Consequently, the difference in cost between a discounted overrun
container and a plain blank container should be minimal.
In addition, last season the industry packed more than 47 million
cartons of tomatoes. The available quantities of overrun containers are
limited, confining the cost benefit to those containers available. When
compared to the total containers needed, the overall cost savings
associated with using overrun cartons would be negligible. Also, in
previous seasons, overrun containers were not available for purchase.
Therefore, container cost for all handlers should be similar to those
in previous seasons.
Further, this rule provides the benefit of helping to maintain the
traceability and proper identification of Florida tomatoes, which
outweighs the minor cost savings associated with using overrun
containers. The costs and benefits of this rule are not expected to be
disproportionately different for small or large entities.
One alternative to this action was to allow the use of inverted
lids. However, Committee members agreed that having the information for
more than one active handler appear on a carton was confusing and could
make traceability and proper identification difficult. Therefore, this
alternative was rejected.
The AMS is committed to complying with the E-Government Act, to
promote the use of the Internet and other information technologies to
provide increased opportunities for citizen access to Government
information and services, and for other purposes.

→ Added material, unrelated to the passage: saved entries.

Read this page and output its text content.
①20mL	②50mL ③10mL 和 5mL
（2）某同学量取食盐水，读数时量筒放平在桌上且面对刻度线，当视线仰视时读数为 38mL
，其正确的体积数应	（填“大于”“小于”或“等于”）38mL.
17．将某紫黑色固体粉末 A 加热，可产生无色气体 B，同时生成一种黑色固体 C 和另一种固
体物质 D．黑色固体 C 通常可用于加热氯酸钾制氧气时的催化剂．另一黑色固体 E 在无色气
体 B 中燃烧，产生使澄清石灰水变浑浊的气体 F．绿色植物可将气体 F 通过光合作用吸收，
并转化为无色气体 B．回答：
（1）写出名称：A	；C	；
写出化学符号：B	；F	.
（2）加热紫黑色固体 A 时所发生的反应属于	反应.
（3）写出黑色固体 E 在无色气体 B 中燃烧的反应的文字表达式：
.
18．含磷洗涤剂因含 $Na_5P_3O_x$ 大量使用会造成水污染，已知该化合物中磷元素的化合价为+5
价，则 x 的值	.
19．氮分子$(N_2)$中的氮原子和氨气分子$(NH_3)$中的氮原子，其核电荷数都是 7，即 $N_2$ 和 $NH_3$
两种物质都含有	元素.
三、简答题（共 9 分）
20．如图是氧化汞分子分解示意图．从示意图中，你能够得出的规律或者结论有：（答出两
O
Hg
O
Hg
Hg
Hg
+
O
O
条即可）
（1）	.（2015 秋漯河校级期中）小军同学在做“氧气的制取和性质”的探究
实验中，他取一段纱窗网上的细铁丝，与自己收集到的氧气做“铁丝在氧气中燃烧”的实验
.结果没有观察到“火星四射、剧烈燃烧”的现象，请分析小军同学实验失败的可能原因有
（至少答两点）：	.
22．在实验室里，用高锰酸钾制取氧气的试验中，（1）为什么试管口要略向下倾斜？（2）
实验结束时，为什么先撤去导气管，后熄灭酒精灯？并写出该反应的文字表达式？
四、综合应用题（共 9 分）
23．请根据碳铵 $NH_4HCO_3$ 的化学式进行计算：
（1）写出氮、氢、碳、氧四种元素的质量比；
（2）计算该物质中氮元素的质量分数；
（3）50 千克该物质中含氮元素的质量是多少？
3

This action will not impose any additional reporting or
recordkeeping requirements on either small or large tomato handlers. As
with all Federal marketing order programs, reports and forms are
periodically reviewed to reduce information requirements and
duplication by industry and public sector agencies. In addition, as
noted in the initial regulatory flexibility analysis,
[[Page 24532]]
USDA has not identified any relevant Federal rules that duplicate,
overlap or conflict with this rule.
Further, the Committee's meeting was widely publicized throughout
the Florida tomato industry and all interested persons were invited to
attend the meeting and participate in Committee deliberations. Like all
Committee meetings, the October 4, 2006, meeting was a public meeting
and all entities, both large and small, were able to express views on
this issue.
An interim final rule concerning this action was published in the
Federal Register on February 6, 2007. Copies of the rule were mailed by
the Committee's staff to all Committee members and tomato handlers. In
addition, the rule was made available through the Internet by USDA and
the Office of the Federal Register. That rule provided for a 60-day
comment period which ended April 9, 2007. No comments were received.

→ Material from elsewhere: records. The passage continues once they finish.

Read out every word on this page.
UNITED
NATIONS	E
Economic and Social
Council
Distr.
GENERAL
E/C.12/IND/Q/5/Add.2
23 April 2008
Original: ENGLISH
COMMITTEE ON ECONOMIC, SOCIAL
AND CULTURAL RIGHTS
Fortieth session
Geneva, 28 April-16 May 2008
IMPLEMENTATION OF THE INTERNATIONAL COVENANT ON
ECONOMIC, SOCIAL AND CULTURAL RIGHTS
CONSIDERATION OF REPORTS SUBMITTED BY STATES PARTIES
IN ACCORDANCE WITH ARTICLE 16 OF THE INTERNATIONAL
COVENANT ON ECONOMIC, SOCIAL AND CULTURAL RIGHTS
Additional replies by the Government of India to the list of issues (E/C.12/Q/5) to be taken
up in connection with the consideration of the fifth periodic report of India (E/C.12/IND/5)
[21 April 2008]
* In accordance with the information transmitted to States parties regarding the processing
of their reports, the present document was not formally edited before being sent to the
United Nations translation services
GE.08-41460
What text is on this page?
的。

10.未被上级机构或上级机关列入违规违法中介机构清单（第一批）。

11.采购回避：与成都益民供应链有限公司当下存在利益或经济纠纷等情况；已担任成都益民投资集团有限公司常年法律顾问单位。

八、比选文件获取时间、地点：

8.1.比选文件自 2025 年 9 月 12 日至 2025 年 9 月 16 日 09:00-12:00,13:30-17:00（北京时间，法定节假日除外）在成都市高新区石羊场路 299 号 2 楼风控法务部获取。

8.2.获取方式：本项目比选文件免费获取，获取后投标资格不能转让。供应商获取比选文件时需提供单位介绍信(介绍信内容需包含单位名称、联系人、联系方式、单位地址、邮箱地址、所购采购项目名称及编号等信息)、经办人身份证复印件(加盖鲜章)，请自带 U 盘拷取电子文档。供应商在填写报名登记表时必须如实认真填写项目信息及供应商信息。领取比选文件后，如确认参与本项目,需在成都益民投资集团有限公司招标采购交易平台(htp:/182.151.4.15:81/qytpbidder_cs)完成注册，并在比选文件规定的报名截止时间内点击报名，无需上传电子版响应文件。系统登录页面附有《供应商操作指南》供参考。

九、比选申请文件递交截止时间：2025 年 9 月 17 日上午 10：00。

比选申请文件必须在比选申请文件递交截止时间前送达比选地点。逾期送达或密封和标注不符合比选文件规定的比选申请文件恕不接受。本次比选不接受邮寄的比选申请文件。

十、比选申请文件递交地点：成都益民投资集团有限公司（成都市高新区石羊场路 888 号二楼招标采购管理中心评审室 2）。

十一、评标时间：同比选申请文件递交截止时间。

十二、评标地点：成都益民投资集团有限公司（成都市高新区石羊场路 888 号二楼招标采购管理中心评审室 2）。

A small business guide on complying with fruit, vegetable, and
specialty crop marketing agreements and orders may be viewed at: https://www.ams.usda.gov/fv/moab.html. Any questions about the compliance
guide should be sent to Jay Guerber at the previously mentioned address
in the FOR FURTHER INFORMATION CONTACT section.
After consideration of all relevant material presented, including
the Committee's recommendation, and other information, it is found that
finalizing the interim final rule, without change, as published in the
Federal Register (72 FR 5327, February 6, 2007) will tend to effectuate
the declared policy of the Act.
List of Subjects in 7 CFR Part 966
Marketing agreements, Reporting and recordkeeping requirements,
Tomatoes.
PART 966--TOMATOES GROWN IN FLORIDA
0
Accordingly, the interim final rule amending 7 CFR part 966 which was
published at 72 FR 5327 on February 6, 2007, is adopted as a final rule
without change.
Dated: April 27, 2007.
Lloyd C. Day,
Administrator, Agricultural Marketing Service.